For PFClean 2017, we introduced the GPU optimised Digital Wet Gate, which is not part of this particular project, as it didn’t exists in 2016. However, using many lessons learned while developing the Digital Wet Gate and evaluating it’s performance on this test machine, it was possible to reduce average export times for PFCLean 2017 over 2016 for this particular test project by a tenth .
While developing 2018, the focus firmly shifted to primary architectural modifications where areas of the application such as the Workbench could benefit. As the graph above clearly shows, this effort has paid off, with this particular test exporting 7 times faster in PFClean 2018 than the 2017 version.
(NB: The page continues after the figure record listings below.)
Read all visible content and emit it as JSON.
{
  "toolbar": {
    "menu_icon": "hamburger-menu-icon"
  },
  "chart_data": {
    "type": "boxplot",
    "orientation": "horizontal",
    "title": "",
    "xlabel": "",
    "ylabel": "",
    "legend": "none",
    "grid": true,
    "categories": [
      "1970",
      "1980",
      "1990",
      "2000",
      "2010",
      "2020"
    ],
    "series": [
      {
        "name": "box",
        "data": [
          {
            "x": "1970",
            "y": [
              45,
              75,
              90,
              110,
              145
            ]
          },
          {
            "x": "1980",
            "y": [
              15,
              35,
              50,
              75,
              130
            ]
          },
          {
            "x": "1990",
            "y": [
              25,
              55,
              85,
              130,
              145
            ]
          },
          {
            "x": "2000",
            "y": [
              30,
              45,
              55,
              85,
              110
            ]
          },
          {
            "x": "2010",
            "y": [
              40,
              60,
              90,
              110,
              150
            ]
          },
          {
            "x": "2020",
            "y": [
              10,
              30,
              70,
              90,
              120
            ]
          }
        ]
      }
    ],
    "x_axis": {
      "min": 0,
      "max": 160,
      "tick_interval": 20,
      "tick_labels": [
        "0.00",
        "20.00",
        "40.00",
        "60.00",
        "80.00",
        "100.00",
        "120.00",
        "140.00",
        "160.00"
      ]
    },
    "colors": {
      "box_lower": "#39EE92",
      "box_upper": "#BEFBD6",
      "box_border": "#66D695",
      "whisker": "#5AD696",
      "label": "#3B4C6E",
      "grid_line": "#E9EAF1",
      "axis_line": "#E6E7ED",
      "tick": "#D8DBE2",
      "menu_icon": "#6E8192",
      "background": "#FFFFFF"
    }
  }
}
In an extension of the above test, we scale up to 10,000 4K frames, divided into 43 clips, which loosely represents a 35mm film reel. As there are multiple clips to process, both older versions of PFClean profit from the additional GPU in the test system, so all versions were configured to use 2 GPUs for processing.
PFClean 2018’s improvements are clear, in Test 2, the performance gains accrued over the last 3 years amount to seven times faster exporting work (rendering) than the 2016 release. Here are some of the test results;
- 2017 > 2018: 5.7 times faster (570%)
- 2016 > 2018: 7.1 times faster (710%)
In many cases, these impressive performance gains were achieved by hard work from the development team. Other enabling factors are the improvements to GPU architectures and their respective OpenCL drivers. It is important to note that all tests are run on identical hardware i.e. if the GPU’s are upgraded, then all tests are re run across all versions (However, the GPU’s are the only components that have changed/upgraded since building the test platform).
The above system, in combination with PFClean 2018, is capable of outputting close to a feature length film in the time it took to output a reel in 2017. High volume commercial film and video restoration is possible on affordable hardware. A well considered, balanced workstation can provide the necessary throughput required to complete projects on time and on budget. In many cases over specifying components yields diminishing returns on investment.